WHAT WE’RE READING THIS WEEK

  • In a book review for the Harvard Law Review, K. Sabeel Rahman of Brooklyn Law School reviewed Jon Michaels’s book Constitutional Coup. Rahman noted that the United States is in a period of administrative skepticism, which has led to efforts to “privatize and dismantle the administrative state” and centralize governmental control in the President. Rahman discussed how Michaels’s book defends the administrative state “as a central pillar of our modern constitutional structure.”
  • In an article in The New York Times, Jason M. Bailey explored the regulatory implications of video games that involve activity similar to gambling, such as paying money for a random, game-related reward like avatar outfits or weapons. Bailey examined various attempts by states to regulate these “loot boxes” as they would lottery tickets or slot machines.
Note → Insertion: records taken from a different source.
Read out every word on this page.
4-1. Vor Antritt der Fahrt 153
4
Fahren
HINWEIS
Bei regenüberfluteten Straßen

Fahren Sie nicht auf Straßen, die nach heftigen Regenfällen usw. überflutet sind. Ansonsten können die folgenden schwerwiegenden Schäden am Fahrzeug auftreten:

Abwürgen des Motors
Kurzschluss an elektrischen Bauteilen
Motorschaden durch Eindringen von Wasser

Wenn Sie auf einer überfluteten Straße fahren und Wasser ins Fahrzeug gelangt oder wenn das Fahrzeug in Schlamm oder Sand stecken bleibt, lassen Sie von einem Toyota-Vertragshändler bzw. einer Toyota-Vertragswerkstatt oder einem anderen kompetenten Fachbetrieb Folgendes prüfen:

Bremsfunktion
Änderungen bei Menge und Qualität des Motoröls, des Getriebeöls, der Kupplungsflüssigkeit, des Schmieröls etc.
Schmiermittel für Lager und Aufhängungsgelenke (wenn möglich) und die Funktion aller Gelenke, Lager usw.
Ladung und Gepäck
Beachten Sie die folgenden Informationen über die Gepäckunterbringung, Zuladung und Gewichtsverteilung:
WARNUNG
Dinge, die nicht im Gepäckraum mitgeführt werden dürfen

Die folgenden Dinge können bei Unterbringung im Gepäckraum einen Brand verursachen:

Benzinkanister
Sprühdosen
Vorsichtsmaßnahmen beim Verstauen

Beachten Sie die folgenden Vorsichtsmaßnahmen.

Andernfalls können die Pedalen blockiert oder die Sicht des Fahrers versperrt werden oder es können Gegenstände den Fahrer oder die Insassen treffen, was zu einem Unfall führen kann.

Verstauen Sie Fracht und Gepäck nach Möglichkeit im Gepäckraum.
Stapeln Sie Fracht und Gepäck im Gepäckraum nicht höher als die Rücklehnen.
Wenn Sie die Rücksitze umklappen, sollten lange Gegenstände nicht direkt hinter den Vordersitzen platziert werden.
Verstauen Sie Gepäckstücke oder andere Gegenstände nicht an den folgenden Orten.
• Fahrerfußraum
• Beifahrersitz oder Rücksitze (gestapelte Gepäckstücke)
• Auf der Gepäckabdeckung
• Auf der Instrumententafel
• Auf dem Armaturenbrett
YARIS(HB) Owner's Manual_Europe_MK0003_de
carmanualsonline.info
Bailey also gathered input a variety of from stakeholders, including an industry professional who does not consider loot boxes to be gambling, an expert in “problem gambling” who does, and video game players who seem to support both sides of the issue.
  • New York University School of Law’s Kimberly M. Castle and Richard L. Revesz argued in favor of “the valuation of particulate matter reduction” in a forthcoming paper for the Minnesota Law Review. Castle and Revesz noted that “opponents of environmental regulation” tend to deny or ignore the benefits of “particulate matter reductions.” But Castle and Revesz asserted that the benefits in fact “deserve a meaningful role in regulatory cost-benefit analysis.”